The 75th anniversaries of the Universal Declaration of Human Rights and the establishment of the World Health Organization are observed this year.

WHO was founded on April 7, 1948, preceding by seven months the adoption of the Universal Declaration on December 10. The constitution of the WHO declares health as a fundamental right of every human being.

Within Article 25 of the Universal Declaration, health is included as a component of the right to an adequate standard of living. Further, health was included as a human right in the 1966 International Covenant on Economic, Social and Cultural Rights. Every human has the right to health.

Since the establishment of health as a fundamental human right, international agreements have set out to clarify the inclusiveness of the right to health and to define the relationship of “underlying determinates of health.”

These determinates of health include sanitation, safe drinking water, safe working environment, adequate housing, safe food, health-related education and gender equality.

The theme for this year’s World Health Day is “Health for All,” and it is a time of celebrating what has been done to ensure the right to health and addressing the ongoing challenges to public health.

One of the largest global challenges is that by the end of this decade, WHO estimates a shortfall of 10 million health care workers.

A wonderful success story in public health has been the growing emphasis on community-based, holistic primary health care. Accessibility to health services within a functional public health system remains a challenge to health globally.

“Accessibility is really one of the biggest issues we see in the Mississippi, Louisiana and Arkansas delta region,” asserts Brittany Caldwell, an ordained minister and registered nurse. A number of Mississippi hospitals have already shut down and over half of the remaining rural hospitals are in danger of closure.

Explaining that accessibility is often the biggest barrier to accessing health care, Caldwell describes the hardship facing people.

“When an expectant mother has to travel two or three hours to get to a major city it means that they must have dependable transportation and be allowed time away from work,” she says. “Most do not have the resources to be away from work for several days.”

Lack of access to prenatal care can cause low birthweight. Low birthweight – Mississippi leads the nation, Louisiana is second, Arkansas is seventh, according to CDC data – results in higher infant mortality, higher health care costs related to neonatal care, and also higher longer-range costs, including increased rates of heart disease, Type 2 diabetes and developmental problems.

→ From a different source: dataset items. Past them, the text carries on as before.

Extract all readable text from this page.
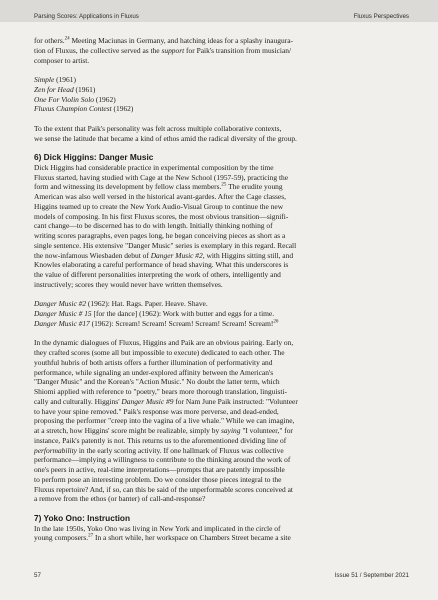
Parsing Scores: Applications in Fluxus	Fluxus Perspectives

for others.$^{24}$ Meeting Maciunas in Germany, and hatching ideas for a splashy inaugura-
tion of Fluxus, the collective served as the support for Paik's transition from musician/
composer to artist.

Simple (1961)
Zen for Head (1961)
One For Violin Solo (1962)
Fluxus Champion Contest (1962)

To the extent that Paik's personality was felt across multiple collaborative contexts,
we sense the latitude that became a kind of ethos amid the radical diversity of the group.

6) Dick Higgins: Danger Music

Dick Higgins had considerable practice in experimental composition by the time
Fluxus started, having studied with Cage at the New School (1957-59), practicing the
form and witnessing its development by fellow class members.$^{25}$ The erudite young
American was also well versed in the historical avant-gardes. After the Cage classes,
Higgins teamed up to create the New York Audio-Visual Group to continue the new
models of composing. In his first Fluxus scores, the most obvious transition—signifi-
cant change—to be discerned has to do with length. Initially thinking nothing of
writing scores paragraphs, even pages long, he began conceiving pieces as short as a
single sentence. His extensive "Danger Music" series is exemplary in this regard. Recall
the now-infamous Wiesbaden debut of Danger Music #2, with Higgins sitting still, and
Knowles elaborating a careful performance of head shaving. What this underscores is
the value of different personalities interpreting the work of others, intelligently and
instructively; scores they would never have written themselves.

Danger Music #2 (1962): Hat. Rags. Paper. Heave. Shave.
Danger Music # 15 [for the dance] (1962): Work with butter and eggs for a time.
Danger Music #17 (1962): Scream! Scream! Scream! Scream! Scream! Scream!$^{26}$

In the dynamic dialogues of Fluxus, Higgins and Paik are an obvious pairing. Early on,
they crafted scores (some all but impossible to execute) dedicated to each other. The
youthful hubris of both artists offers a further illumination of performativity and
performance, while signaling an under-explored affinity between the American's
"Danger Music" and the Korean's "Action Music." No doubt the latter term, which
Shiomi applied with reference to "poetry," bears more thorough translation, linguisti-
cally and culturally. Higgins' Danger Music #9 for Nam June Paik instructed: "Volunteer
to have your spine removed." Paik's response was more perverse, and dead-ended,
proposing the performer "creep into the vagina of a live whale." While we can imagine,
at a stretch, how Higgins' score might be realizable, simply by saying "I volunteer," for
instance, Paik's patently is not. This returns us to the aforementioned dividing line of
performability in the early scoring activity. If one hallmark of Fluxus was collective
performance—implying a willingness to contribute to the thinking around the work of
one's peers in active, real-time interpretations—prompts that are patently impossible
to perform pose an interesting problem. Do we consider those pieces integral to the
Fluxus repertoire? And, if so, can this be said of the unperformable scores conceived at
a remove from the ethos (or banter) of call-and-response?

7) Yoko Ono: Instruction

In the late 1950s, Yoko Ono was living in New York and implicated in the circle of
young composers.$^{27}$ In a short while, her workspace on Chambers Street became a site

57	Issue 51 / September 2021
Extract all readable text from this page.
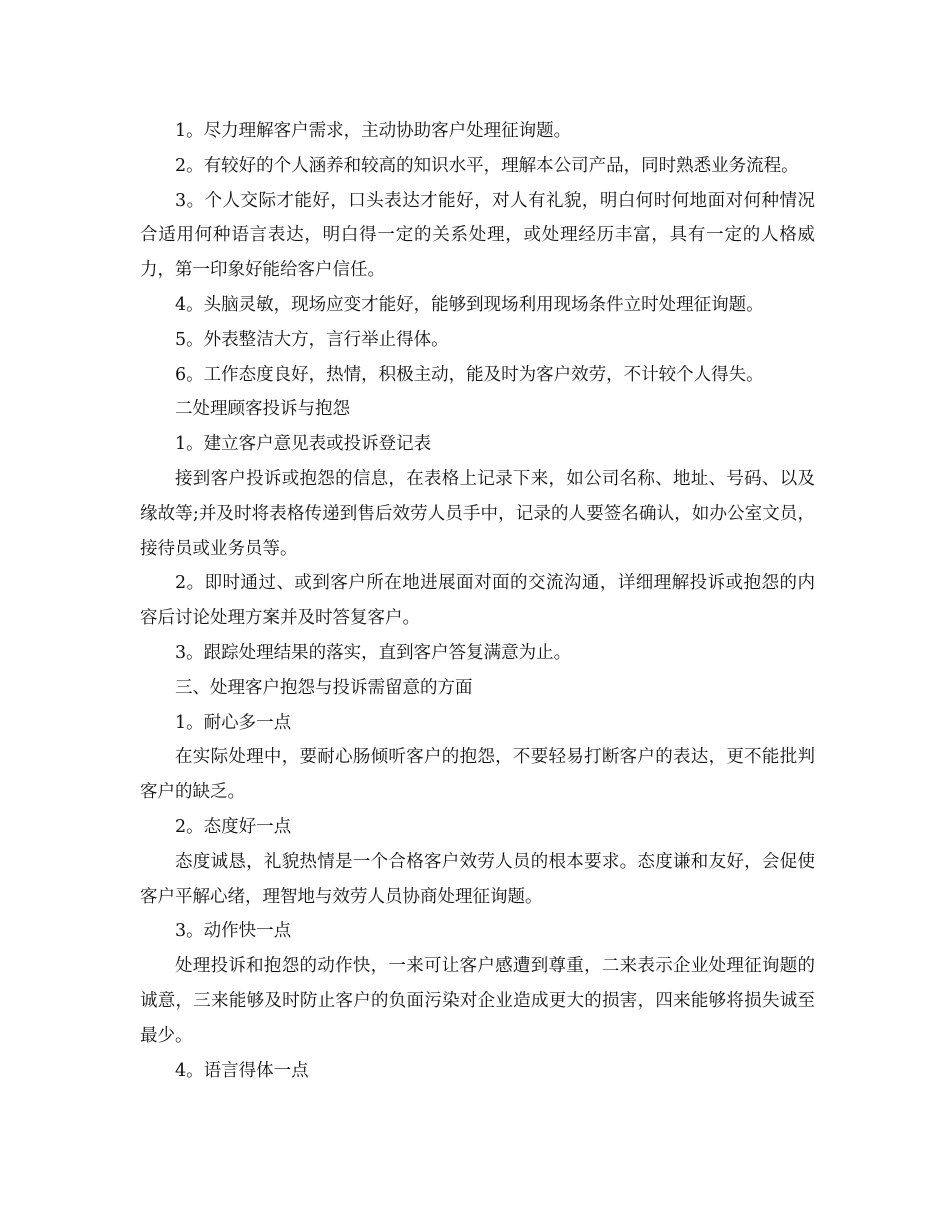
1。尽力理解客户需求，主动协助客户处理征询题。

2。有较好的个人涵养和较高的知识水平，理解本公司产品，同时熟悉业务流程。

3。个人交际才能好，口头表达才能好，对人有礼貌，明白何时何地面对何种情况合适用何种语言表达，明白得一定的关系处理，或处理经历丰富，具有一定的人格威力，第一印象好能给客户信任。

4。头脑灵敏，现场应变才能好，能够到现场利用现场条件立时处理征询题。

5。外表整洁大方，言行举止得体。

6。工作态度良好，热情，积极主动，能及时为客户效劳，不计较个人得失。

二处理顾客投诉与抱怨

1。建立客户意见表或投诉登记表

接到客户投诉或抱怨的信息，在表格上记录下来，如公司名称、地址、号码、以及缘故等;并及时将表格传递到售后效劳人员手中，记录的人要签名确认，如办公室文员，接待员或业务员等。

2。即时通过、或到客户所在地进展面对面的交流沟通，详细理解投诉或抱怨的内容后讨论处理方案并及时答复客户。

3。跟踪处理结果的落实，直到客户答复满意为止。

三、处理客户抱怨与投诉需留意的方面

1。耐心多一点

在实际处理中，要耐心肠倾听客户的抱怨，不要轻易打断客户的表达，更不能批判客户的缺乏。

2。态度好一点

态度诚恳，礼貌热情是一个合格客户效劳人员的根本要求。态度谦和友好，会促使客户平解心绪，理智地与效劳人员协商处理征询题。

3。动作快一点

处理投诉和抱怨的动作快，一来可让客户感遭到尊重，二来表示企业处理征询题的诚意，三来能够及时防止客户的负面污染对企业造成更大的损害，四来能够将损失诚至最少。

4。语言得体一点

“These new moms have to leave their newborn in the hospital because they do not have leave time from work,” Caldwell says. “They must work to have any income. It looks like they do not care for their baby, but this is not the case at all.”

Caldwell, who serves as coordinator of community engagement for Great Rivers Fellowship, offered a variety of ways that local congregations can impact public health in their community. To address the issue of accessibility, Caldwell describes how churches can become health care advocates for one another.

When a member “gets really sick and no longer can come to Sunday school, her Sunday school members can go to them,” she explains. “They can take them to their doctor’s appointments. They can help her make sure she gets her meds picked up, and then they can go home and they can put all her meds into her little med box so she knows when to take and what to take and how to take it.”

In addressing public health care issues more holistically, Caldwell insists: “Churches can provide nutritious food in the form of food pantries or meals to the elderly. Churches can offer education in the form diabetes classes or weight loss classes. Churches can offer exercise classes.”

“There’s just so many things like that churches can directly provide for their community. For example, vaccination clinics,” she says.

Sharing about her experience of coordinating a church-based COVID-19 vaccination clinic, Caldwell said the church was able to resume activities again in person sooner because “we had 100% vaccination rate at my small country church in rural eastern North Carolina.”

“Health for All” is an international goal which requires engagement at local, state and national levels.

This year’s World Health Day and 75th Anniversary of the WHO and establishment of health as a fundamental human right is an opportunity for us to consider the health of our own communities.

Advocating for and engaging to ensure accessible health care is one way to make #HealthforAll a reality.